Because we are planning on going into business ourselves in the near future, this really struck a cord with us. Farmers are people that have mortgages, children to raise, and private health insurance to pay for. And that makes us.. exactly the same. Unfortunately animal welfare is usually not enough to make me spend more for something. But the welfare of another human being is. So, in the interest of supporting the individual, encouraging capitalism, obtaining better, more nutrient dense food grown in the way God designed for myself and my kids - I went back to the farmer's market.
I spent $70 Total for enough eggs and greens for the week. I actually remembered the breakdown!
Eggs - $4.50/doz x 4 = $19.00
The best thing about these eggs.. I talked to and laughed with the man and his son - a 12 or 13
year old boy who actually grew the chickens and harvested these eggs
Beets - $2.50 per beet x 5 = $12.50
Kale - $4.00/bunch x 2 = $8.00
Spring onions $2.50 x 1 = $2.50
Tomatoes $3.50/lb x 3.8ish lbs = $13.00
Kinda a sticker shock so I can't wait for my backyard tomatoes to take off.
1 bunch red chard x $3.00 = $3.00
Butter lettuce $3.00/head x 2 heads = $6.00
Bok choy $3.00/head x 1 = $3.00
Green cabbage $3.00/head x 1 = $3.00
I feel great about these purchases and sticking to greens and NOT FRUIT really helps keep the purchase price down. You see the one fruit item I did buy (tomatoes) was quite expensive. I hope that these price points help you - I think they are typical and fair. Most of this produce is certified organic. The eggs were $4.50/doz which sounds steep, but the "organic free range" eggs from the super market are at least 3.50/doz and they come from chickens that that have been fed soy or pelletized food + you can't really trust what the "free range" label actually means. The $4.50/doz eggs were from chickens that are truly free range, not fed soy, and allowed to forage outside for bugs which equals and entirely different nutrient profile from the store eggs. See here.

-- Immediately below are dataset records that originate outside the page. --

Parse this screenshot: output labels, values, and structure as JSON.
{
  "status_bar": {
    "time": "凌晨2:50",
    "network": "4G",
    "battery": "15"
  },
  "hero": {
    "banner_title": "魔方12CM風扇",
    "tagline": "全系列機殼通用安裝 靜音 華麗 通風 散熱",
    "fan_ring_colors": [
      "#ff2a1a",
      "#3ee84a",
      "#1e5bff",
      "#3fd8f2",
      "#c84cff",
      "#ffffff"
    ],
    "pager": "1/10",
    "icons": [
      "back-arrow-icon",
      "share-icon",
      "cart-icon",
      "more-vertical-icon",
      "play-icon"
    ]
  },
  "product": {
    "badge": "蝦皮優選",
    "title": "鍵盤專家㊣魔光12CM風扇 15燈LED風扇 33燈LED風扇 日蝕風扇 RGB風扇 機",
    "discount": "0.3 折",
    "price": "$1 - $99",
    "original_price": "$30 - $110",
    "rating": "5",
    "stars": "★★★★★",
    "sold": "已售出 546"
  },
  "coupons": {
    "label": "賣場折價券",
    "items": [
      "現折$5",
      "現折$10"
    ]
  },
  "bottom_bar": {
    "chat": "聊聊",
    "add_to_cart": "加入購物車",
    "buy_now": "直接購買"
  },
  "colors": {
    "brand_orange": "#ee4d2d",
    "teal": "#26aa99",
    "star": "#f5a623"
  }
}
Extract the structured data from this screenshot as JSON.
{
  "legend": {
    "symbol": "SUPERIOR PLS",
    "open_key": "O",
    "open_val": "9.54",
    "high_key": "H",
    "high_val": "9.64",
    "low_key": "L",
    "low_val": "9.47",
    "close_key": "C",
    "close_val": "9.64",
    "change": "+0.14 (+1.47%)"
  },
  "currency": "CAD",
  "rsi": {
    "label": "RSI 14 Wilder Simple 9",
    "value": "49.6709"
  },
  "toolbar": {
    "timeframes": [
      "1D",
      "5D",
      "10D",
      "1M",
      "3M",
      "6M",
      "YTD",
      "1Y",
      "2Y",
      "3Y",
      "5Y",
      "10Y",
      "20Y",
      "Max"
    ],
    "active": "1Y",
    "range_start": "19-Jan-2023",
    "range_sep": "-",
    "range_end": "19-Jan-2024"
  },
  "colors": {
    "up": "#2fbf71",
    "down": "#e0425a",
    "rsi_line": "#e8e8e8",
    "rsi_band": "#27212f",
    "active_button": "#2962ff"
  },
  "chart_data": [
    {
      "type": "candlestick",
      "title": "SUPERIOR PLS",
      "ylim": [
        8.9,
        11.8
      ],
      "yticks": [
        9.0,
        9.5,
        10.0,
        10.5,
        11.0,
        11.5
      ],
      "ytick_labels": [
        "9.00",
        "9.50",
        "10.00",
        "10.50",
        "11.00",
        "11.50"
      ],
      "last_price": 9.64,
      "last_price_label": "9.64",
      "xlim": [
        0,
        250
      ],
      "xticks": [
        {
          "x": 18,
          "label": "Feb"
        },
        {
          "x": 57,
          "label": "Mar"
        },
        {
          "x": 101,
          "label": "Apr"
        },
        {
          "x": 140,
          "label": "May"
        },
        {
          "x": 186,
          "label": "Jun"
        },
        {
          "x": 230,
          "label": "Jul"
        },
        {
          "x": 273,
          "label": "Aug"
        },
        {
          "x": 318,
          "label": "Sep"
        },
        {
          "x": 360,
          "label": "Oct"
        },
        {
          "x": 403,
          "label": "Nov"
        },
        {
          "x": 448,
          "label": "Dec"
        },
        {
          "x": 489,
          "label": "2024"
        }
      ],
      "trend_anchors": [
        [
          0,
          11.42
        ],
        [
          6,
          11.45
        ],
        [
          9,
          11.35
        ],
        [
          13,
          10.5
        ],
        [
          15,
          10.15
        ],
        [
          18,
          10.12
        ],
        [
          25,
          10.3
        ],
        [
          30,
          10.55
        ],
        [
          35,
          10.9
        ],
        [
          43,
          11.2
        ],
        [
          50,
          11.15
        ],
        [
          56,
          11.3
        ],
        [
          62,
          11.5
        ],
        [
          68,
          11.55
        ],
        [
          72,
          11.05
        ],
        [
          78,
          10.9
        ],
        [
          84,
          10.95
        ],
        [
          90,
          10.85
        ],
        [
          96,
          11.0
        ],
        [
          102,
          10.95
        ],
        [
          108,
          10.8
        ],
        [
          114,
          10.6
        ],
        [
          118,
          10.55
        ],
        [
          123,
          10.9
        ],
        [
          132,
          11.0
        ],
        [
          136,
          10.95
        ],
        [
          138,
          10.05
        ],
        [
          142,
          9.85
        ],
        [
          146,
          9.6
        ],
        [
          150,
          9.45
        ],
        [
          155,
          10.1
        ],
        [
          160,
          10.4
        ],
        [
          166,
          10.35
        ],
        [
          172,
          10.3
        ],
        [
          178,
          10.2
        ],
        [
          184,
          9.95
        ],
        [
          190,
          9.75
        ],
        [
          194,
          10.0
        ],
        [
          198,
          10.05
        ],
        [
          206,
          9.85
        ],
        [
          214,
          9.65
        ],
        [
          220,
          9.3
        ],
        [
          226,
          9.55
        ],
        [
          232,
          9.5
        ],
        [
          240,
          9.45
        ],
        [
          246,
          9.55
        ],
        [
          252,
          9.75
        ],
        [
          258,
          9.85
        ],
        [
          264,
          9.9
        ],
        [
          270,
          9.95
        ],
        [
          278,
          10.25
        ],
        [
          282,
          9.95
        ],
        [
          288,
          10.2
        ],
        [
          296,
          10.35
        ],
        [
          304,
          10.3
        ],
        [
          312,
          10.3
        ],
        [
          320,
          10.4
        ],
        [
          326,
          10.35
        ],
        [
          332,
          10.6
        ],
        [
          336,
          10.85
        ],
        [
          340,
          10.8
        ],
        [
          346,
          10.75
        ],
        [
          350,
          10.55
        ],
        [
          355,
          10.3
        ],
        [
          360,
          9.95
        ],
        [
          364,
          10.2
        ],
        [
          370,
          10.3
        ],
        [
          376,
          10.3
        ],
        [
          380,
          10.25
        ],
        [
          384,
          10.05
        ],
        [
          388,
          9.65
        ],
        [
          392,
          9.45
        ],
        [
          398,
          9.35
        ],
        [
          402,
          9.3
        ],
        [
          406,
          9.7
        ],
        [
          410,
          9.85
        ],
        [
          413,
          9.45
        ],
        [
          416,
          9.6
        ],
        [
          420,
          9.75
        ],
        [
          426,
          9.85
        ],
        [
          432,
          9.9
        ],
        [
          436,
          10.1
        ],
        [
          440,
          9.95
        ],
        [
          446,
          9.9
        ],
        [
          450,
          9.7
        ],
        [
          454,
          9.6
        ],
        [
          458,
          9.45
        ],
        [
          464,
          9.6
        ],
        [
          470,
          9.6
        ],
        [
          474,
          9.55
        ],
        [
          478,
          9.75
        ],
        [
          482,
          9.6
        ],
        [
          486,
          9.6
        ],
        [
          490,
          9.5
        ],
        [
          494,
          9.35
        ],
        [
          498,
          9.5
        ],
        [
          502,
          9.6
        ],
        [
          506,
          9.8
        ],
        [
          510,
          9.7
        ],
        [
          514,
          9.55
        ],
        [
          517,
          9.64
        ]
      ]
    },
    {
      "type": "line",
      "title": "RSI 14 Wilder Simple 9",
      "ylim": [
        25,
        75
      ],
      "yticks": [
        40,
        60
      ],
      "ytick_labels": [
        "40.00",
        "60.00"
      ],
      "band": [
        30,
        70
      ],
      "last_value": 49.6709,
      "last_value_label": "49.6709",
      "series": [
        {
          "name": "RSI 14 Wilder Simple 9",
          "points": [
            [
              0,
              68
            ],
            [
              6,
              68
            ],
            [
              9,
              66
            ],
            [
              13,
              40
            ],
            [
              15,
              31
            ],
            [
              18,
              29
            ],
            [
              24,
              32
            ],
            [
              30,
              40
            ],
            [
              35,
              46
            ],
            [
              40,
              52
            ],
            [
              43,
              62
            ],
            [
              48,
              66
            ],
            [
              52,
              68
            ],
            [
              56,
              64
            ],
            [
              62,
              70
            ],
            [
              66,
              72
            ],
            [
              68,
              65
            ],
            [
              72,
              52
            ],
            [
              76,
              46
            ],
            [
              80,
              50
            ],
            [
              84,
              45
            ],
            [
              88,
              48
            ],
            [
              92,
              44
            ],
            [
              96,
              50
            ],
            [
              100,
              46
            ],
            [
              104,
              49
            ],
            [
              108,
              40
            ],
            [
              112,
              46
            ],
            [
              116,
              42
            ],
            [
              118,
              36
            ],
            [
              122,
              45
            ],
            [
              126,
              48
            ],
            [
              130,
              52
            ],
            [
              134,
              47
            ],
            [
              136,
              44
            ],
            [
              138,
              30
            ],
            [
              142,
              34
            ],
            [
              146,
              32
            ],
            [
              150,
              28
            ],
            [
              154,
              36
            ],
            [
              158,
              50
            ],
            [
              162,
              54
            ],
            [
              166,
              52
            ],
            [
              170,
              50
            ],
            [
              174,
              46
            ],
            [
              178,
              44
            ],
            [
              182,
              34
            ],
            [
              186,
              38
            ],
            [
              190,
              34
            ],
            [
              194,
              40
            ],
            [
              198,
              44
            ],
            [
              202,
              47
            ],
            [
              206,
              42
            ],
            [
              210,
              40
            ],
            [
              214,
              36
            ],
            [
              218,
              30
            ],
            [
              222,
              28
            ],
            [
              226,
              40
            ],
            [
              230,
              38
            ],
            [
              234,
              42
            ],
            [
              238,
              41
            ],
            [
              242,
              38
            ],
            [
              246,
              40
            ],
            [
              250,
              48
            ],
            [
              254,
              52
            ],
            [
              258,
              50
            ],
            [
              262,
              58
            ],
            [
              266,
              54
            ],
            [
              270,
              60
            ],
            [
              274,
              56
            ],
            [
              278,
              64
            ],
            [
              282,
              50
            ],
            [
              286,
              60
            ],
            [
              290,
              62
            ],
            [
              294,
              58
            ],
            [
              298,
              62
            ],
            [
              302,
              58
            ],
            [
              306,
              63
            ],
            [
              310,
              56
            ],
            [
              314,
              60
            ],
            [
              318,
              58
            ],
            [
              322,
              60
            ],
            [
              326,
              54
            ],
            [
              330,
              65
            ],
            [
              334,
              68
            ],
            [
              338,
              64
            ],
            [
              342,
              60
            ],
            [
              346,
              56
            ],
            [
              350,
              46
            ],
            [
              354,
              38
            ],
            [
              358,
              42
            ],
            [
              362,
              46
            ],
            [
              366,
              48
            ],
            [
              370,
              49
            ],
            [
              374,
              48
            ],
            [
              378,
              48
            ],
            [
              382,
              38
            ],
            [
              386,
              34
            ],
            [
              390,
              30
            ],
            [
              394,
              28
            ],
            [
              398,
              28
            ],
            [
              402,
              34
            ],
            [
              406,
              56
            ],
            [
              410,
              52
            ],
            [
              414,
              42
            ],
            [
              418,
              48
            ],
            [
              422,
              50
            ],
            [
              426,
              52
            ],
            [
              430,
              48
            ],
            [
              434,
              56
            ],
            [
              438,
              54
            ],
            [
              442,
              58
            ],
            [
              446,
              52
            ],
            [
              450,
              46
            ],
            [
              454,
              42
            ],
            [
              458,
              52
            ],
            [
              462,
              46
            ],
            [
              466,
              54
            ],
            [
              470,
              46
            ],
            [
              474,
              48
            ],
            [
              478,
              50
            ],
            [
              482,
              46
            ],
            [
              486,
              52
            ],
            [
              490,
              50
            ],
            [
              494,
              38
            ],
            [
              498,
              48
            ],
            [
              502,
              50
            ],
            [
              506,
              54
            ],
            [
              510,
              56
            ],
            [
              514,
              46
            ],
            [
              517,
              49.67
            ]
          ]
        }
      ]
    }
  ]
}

We are able to do this largely because we've gotten rid of organic milk or even milk of any kind in the house. My next post will be on that.
All in all, I am looking forward to the day I can have a backyard garden that 100% feeds my family, but until that day I will be going to the farmer's market and only supplementing fruit and the occasional odd thing from the grocery store. More work? Yes. More money? Yea. But totally worth it.